Along these lines Reuters has now constructed the “Cordray Index,” which shows how the onslaught of federal regulation as well as the continued struggles of the retail banking system to work off bad debt has created a boom time for alternative lenders as consumers have been pushed into these products. Of course, the response of regulators to increased consumer use has been predictable, albeit tragic–to try to take these options away from people (which will, of course, simply push them further down the chain of products). The logic turns conventional economics on its head–so when we see increased demand for this product we are supposed to think that consumers are worse for using it instead of available alternatives?

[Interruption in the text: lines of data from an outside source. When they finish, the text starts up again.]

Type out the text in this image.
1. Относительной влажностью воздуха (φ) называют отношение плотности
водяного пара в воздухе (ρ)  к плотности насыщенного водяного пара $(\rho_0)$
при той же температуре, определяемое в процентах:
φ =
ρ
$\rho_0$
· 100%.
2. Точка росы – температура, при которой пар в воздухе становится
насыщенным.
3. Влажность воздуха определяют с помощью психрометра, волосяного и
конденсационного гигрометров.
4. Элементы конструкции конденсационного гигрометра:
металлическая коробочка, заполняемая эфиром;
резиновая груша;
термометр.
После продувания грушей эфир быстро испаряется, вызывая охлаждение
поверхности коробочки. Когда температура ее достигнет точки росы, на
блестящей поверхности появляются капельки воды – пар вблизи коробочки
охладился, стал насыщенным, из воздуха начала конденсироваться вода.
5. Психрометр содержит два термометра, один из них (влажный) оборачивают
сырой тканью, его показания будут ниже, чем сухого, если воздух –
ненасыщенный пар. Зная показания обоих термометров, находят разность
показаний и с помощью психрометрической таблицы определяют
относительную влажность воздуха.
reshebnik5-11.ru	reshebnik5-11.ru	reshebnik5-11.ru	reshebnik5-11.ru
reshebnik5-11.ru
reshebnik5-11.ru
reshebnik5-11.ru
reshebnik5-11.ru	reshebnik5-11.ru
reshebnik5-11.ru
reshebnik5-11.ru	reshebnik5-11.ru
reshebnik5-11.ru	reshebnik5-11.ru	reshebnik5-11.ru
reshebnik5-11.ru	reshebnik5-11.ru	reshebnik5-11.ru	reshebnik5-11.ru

I don’t get why the ordinary rules of economics don’t apply in this market–it seems to me that increased demand for a product is generally evidence of consumer satisfaction relative to other available choices.Have I recently mentioned the War on Arithmetic?
Regards — Cliff
1 comment:
I don't agree that ordinary rules of economics aren't in operation here. In fact, they are operating just as they are supposed to. Folks go to retail banking to avail themselves of money, and because of the convoluted regulations imposed by an overreaching Federal government, are turned away empty handed. Instead, they are turned toward an unregulated sector of the retail banking industry, but pay a significantly higher cost for those same services sought in the mainstream retail banking sector.
Try to buy a mortgage lately? This is precisely why bottom feeders like Quicken Loans have sprung up overnight.
Where there is a market need, there will always be someone to satisfy it.